La principale nouveauté de l’expérience d’Honeywell est cependant de démontrer le déplacement physique des ions pendant les opérations de logique quantique. Ce n’est pas du tout une idée nouvelle, puisqu’elle a été proposée en 2002 par Dave Wineland and co. Cela en serait la première réalisation complète même si elle est encore primitive. En soi, elle est suffisamment impressionnante. C’est le résultat d’un gros travail d’ingénierie.

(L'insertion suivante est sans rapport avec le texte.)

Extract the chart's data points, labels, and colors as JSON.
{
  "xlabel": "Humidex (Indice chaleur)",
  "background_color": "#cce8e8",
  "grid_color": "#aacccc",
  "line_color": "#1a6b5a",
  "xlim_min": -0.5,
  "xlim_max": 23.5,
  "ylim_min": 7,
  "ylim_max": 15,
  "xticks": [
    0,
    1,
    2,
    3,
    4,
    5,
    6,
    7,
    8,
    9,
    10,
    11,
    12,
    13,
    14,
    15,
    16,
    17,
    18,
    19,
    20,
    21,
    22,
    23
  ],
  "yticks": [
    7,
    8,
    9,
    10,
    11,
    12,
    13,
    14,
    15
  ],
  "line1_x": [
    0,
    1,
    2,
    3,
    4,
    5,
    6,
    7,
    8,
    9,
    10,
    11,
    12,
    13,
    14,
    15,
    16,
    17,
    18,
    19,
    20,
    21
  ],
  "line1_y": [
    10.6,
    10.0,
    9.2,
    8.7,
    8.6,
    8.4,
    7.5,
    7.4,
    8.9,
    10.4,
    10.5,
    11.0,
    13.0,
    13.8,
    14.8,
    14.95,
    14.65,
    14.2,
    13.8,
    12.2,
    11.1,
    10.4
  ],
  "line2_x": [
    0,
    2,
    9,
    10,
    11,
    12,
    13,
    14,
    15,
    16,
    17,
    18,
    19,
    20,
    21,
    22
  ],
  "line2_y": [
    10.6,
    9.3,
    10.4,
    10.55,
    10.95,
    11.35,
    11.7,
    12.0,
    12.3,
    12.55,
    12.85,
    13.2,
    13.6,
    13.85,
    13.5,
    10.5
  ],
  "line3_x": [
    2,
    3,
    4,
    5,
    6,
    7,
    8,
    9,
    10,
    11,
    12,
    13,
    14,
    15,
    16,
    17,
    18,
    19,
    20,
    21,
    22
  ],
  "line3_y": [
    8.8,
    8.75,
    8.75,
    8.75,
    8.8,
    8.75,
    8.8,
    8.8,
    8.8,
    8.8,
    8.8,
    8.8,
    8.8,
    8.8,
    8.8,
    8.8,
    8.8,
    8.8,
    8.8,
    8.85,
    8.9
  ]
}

Honeywell indique que son architecture serait scalable, en conservant ce faible taux d’erreurs. Ils n’ont à ce jour testé que quatre qubits ! Ils envisagent une approche de montée en puissance à trois étapes. Pour l’instant, ils utilisent une barre d’ions piégés “1D”. Dans les deux étapes suivantes, ils passeraient à une barre en “2D” qui permettrait de déplacer les ions dans deux directions, permettant ainsi d’en accumuler un plus grand nombre et de les connecter avec leurs voisins dans deux dimensions. Cela prendra du temps de mettre cela au point.

Honeywell Path to Scale

Honeywell annonce ainsi que leur processeur sera 100 000 fois plus rapide d’ici 2025. Rapide comment ? Evalué avec le volume quantique d’IBM ou avec une autre méthode de mesure ? On ne sait pas. Par le passé, nombre d’annonces de ce genre ont été faites, comme John Martinis qui déclarait en 2017 scaler jusqu’à 72 qubits. Et ils en étaient à 53 en 2019. La scalabilité des processeurs quantiques est un des problèmes les plus complexes qui reste à régler.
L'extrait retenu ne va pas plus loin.